Why do Small Businesses Prefer Unsecured Loans?

Business loans are sine qua non of running a successful enterprise. A recent industry study revealed that the most popular reason for borrowing was to meet working capital. Speed being crucial for such expenditure, it is no surprise that many small business owners preferred the much quicker unsecured credit line over traditional bank loans.

Here are some of the main reasons why small entrepreneurs choose unsecured business loans

Interest rates: 

Banks associate small businesses with increased risk. They are unwilling to lend to entrepreneurs with sub-ideal credit scores. In fact, the interest rates charged by major banks are nearly 200 base points higher than those charged to larger enterprises. Unsecured loans, on the contrary, are available at interest rates that are customized to suit the borrower’s potential.

Limited access to equity capital:

There are few formal avenues wherein small businesses can avail equity funding. Most small business owners find it challenging to capture the attention of angel investors, venture capitalists or crowd-funding.

Securitization of loans:

Banks historically emphasize real estate as collateral. Banks are reluctant to accept intangible assets – like digital wealth, as collateral. Small businesses and tech start-ups find it easier to avail unsecured loans than to convince a bank to extend a loan to them.


Entrepreneurs who wish to purchase loan products from banks report that loan information is sparse. They cannot effectively compare between competing products. On the other hand, banks expect entrepreneurs to provide complete information. It could be a tedious process. Unsecured loans are available through highly simplified online applications.

Time factor:

Banks take, on average, four to six weeks to approve a loan. Small enterprises are subject to vagaries of economic conditions. They rarely have the luxury of this much time. Unsecured loans can be approved and obtained in 1 to 5 days (some companies even offer same-day loans).

Unfavorable payment conditions:

Small businesses are pinched on both ends when it comes to payments. Supplier Payment Codes bind them to pay within 30 days. But, large businesses which aren’t signatories to the Code take longer than 30 days to make payments. The situation drives entrepreneurs to relatively quick unsecured financing.

Stunted network:

Larger businesses have well-established networks. They can avail cost-effective alternative lending from within their network on quid-pro-quo terms. Small businesses and start-ups rarely have this benefit at the stage they are currently in.

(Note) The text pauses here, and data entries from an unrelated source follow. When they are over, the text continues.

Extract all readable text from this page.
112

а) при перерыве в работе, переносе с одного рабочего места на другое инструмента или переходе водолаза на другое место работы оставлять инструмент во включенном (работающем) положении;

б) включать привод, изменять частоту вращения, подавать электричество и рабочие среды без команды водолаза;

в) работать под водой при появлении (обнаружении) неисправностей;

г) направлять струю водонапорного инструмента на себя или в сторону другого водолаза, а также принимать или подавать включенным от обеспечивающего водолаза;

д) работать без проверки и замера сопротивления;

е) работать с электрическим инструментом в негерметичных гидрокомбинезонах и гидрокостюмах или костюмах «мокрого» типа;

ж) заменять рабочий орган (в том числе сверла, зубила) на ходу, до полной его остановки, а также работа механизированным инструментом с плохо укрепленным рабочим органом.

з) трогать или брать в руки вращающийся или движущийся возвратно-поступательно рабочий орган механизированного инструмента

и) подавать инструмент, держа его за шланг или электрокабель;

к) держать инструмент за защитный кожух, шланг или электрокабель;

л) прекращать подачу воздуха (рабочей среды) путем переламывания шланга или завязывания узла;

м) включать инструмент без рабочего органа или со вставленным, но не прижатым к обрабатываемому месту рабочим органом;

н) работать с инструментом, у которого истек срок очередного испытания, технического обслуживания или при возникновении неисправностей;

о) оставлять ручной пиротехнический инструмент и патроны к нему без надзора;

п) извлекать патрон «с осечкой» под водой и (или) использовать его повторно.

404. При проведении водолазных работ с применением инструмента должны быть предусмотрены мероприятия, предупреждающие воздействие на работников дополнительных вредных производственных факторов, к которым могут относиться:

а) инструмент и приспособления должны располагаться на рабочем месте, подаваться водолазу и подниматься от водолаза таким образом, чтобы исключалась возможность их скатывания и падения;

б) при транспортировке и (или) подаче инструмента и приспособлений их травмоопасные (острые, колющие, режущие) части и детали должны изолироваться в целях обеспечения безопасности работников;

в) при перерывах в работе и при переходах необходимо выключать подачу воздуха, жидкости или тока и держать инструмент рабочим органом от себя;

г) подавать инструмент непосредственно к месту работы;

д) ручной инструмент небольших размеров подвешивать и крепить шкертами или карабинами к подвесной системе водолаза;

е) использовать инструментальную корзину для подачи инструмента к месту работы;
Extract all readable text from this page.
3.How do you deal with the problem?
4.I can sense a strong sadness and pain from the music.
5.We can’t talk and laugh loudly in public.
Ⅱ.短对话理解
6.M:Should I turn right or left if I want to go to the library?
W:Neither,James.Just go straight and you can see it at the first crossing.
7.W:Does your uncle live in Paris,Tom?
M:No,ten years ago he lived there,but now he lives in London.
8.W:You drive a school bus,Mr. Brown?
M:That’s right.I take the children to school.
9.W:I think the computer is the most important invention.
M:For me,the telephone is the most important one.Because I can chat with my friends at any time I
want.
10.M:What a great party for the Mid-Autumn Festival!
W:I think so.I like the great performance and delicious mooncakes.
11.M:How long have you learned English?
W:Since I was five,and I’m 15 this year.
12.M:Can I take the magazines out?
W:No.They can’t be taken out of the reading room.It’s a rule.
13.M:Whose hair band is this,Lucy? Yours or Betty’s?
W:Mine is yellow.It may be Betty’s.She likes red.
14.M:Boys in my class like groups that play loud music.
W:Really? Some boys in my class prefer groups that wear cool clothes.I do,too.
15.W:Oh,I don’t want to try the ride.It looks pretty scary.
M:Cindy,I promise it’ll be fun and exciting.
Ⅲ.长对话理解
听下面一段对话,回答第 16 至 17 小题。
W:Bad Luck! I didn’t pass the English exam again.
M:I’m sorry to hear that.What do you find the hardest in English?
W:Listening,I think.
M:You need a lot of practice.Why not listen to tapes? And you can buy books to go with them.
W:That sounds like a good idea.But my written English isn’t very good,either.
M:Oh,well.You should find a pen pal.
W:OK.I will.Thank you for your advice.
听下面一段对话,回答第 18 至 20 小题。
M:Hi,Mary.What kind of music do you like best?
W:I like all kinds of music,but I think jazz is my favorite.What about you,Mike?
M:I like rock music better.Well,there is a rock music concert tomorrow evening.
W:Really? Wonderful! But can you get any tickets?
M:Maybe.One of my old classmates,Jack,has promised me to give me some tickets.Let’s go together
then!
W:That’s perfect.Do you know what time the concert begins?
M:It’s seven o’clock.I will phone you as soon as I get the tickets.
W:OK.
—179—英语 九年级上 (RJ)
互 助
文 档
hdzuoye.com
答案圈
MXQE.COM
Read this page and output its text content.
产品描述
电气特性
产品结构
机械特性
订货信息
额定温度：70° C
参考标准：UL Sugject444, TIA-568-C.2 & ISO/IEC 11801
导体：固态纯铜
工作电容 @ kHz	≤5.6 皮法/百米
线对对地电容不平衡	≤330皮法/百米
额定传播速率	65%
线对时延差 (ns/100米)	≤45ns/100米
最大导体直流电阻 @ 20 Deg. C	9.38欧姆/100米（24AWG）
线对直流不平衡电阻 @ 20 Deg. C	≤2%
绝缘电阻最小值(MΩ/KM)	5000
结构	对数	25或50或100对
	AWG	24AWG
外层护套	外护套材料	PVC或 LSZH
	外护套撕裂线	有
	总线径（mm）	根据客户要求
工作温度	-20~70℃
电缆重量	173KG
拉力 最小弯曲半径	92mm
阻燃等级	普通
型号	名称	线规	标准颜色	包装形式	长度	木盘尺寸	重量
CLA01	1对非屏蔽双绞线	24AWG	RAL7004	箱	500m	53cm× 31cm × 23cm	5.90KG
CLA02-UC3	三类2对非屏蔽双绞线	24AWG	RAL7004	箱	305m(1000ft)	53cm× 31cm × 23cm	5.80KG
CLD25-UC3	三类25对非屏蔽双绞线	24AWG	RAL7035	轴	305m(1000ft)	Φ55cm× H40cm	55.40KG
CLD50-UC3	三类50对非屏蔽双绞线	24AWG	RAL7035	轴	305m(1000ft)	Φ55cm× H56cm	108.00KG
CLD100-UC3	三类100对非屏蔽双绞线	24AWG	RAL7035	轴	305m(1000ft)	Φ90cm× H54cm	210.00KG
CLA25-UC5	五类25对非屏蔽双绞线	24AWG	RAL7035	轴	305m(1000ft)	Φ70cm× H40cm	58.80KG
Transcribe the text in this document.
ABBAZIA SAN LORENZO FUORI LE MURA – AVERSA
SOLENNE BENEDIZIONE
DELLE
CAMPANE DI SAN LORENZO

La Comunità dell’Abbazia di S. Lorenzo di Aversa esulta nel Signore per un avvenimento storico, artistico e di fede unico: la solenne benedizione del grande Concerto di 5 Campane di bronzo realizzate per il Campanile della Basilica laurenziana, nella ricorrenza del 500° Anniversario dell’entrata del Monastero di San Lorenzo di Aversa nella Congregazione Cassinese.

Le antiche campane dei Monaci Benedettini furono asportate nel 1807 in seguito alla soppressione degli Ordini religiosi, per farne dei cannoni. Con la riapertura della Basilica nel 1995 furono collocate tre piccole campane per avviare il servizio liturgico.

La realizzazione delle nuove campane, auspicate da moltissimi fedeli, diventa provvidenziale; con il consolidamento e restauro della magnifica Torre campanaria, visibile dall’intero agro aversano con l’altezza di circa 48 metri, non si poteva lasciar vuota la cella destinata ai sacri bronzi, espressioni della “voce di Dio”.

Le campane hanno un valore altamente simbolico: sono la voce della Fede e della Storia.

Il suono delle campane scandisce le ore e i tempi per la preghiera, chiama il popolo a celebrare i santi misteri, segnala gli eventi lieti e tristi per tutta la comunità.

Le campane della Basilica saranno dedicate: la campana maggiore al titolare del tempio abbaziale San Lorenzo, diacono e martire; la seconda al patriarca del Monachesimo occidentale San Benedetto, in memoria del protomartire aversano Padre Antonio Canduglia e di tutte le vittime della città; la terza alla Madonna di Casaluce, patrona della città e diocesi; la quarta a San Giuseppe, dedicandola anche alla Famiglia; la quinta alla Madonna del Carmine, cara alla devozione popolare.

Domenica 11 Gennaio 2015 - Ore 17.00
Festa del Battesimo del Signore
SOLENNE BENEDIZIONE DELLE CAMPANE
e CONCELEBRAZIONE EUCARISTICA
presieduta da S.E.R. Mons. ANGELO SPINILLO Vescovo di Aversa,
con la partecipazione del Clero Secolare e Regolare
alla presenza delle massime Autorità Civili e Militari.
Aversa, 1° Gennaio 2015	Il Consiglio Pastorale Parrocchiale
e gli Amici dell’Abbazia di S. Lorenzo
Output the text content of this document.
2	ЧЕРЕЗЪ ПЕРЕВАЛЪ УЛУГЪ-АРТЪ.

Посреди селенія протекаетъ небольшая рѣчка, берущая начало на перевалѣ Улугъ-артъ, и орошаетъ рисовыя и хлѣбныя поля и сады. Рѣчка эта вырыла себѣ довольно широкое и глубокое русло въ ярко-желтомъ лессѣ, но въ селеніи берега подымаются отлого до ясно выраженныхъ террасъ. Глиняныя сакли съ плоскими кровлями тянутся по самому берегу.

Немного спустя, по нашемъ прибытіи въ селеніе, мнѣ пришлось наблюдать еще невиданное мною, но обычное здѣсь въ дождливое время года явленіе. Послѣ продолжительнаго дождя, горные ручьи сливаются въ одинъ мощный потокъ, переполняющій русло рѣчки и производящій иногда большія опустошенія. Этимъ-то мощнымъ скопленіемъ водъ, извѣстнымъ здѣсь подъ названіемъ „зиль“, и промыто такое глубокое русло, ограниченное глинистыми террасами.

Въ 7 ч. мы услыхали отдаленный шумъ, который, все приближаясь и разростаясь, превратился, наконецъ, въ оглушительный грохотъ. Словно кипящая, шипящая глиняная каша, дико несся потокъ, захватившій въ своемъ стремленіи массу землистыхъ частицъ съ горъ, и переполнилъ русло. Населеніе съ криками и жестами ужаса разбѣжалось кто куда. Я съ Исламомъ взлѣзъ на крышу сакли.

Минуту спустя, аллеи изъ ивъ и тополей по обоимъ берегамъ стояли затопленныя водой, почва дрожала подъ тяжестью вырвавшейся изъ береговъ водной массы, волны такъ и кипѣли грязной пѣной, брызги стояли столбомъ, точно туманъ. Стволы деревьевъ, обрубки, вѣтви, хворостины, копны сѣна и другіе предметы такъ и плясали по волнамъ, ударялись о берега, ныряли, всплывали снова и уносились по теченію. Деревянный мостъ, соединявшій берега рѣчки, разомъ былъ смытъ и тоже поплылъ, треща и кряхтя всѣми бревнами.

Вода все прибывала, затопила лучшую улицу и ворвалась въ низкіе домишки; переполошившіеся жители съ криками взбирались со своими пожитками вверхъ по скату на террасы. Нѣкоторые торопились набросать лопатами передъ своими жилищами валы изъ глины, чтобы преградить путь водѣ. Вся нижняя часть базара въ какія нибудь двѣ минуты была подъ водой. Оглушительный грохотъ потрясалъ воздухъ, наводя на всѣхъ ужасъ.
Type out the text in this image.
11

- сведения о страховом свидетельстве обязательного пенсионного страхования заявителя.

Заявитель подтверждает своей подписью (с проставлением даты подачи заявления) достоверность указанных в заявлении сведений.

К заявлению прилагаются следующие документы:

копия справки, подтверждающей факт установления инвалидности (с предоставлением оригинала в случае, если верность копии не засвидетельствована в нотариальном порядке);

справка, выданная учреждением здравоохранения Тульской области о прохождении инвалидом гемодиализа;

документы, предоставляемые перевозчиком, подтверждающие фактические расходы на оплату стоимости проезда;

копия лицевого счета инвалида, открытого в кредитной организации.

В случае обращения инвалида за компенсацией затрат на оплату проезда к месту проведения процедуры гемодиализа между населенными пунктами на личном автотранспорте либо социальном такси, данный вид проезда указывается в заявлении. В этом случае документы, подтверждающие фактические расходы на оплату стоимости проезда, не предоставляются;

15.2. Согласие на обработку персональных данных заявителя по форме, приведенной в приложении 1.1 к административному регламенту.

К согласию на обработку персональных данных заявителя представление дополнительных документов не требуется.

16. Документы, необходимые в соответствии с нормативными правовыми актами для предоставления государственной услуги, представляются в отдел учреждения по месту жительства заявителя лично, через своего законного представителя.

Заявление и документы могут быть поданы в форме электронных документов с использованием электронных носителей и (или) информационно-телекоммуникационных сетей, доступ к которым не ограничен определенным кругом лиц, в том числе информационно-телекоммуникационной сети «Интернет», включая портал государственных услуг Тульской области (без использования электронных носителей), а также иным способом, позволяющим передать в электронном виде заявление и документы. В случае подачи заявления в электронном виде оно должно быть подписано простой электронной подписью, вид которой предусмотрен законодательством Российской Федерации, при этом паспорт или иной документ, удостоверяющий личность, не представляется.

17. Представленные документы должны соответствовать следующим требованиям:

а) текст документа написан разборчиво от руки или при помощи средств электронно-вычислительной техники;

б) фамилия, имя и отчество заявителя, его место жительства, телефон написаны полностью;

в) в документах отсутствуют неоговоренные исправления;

Limited financial capability:

The Australian Small Businesses and Family Enterprises Ombudsman reported that up to 45% of small businesses do not use accountancy software. Additionally, entrepreneurs are usually unaware of how credit scores are calculated. They need to be educated on what actions can improve or deteriorate their score.

Operational benefits of unsecured business loans:

Apart from ease of availing the loan, there are other advantages, such as: (i) The credit lines are opened immediately on approval of the loan. (ii) Entrepreneurs can choose to repay in full, without attracting penalty, sometimes attracting discounts. (iii) Interest is paid only on the amount used. This is not the case in secured loans, where interest needs to be paid on the entire loan amount, irrespective of whether it has been used or not. (v) As each customer is unique, repayment options are flexible. They are tailor-made to the needs of the borrower.

Thus, there is an expanding demand for unsecured loans in Australia. The Reserve Bank has engaged with non-bank loan providers to understand their challenges – such as high costs of lending. With appropriate policy measures, unsecured business lending is sure to constitute a larger share of business loans in the future.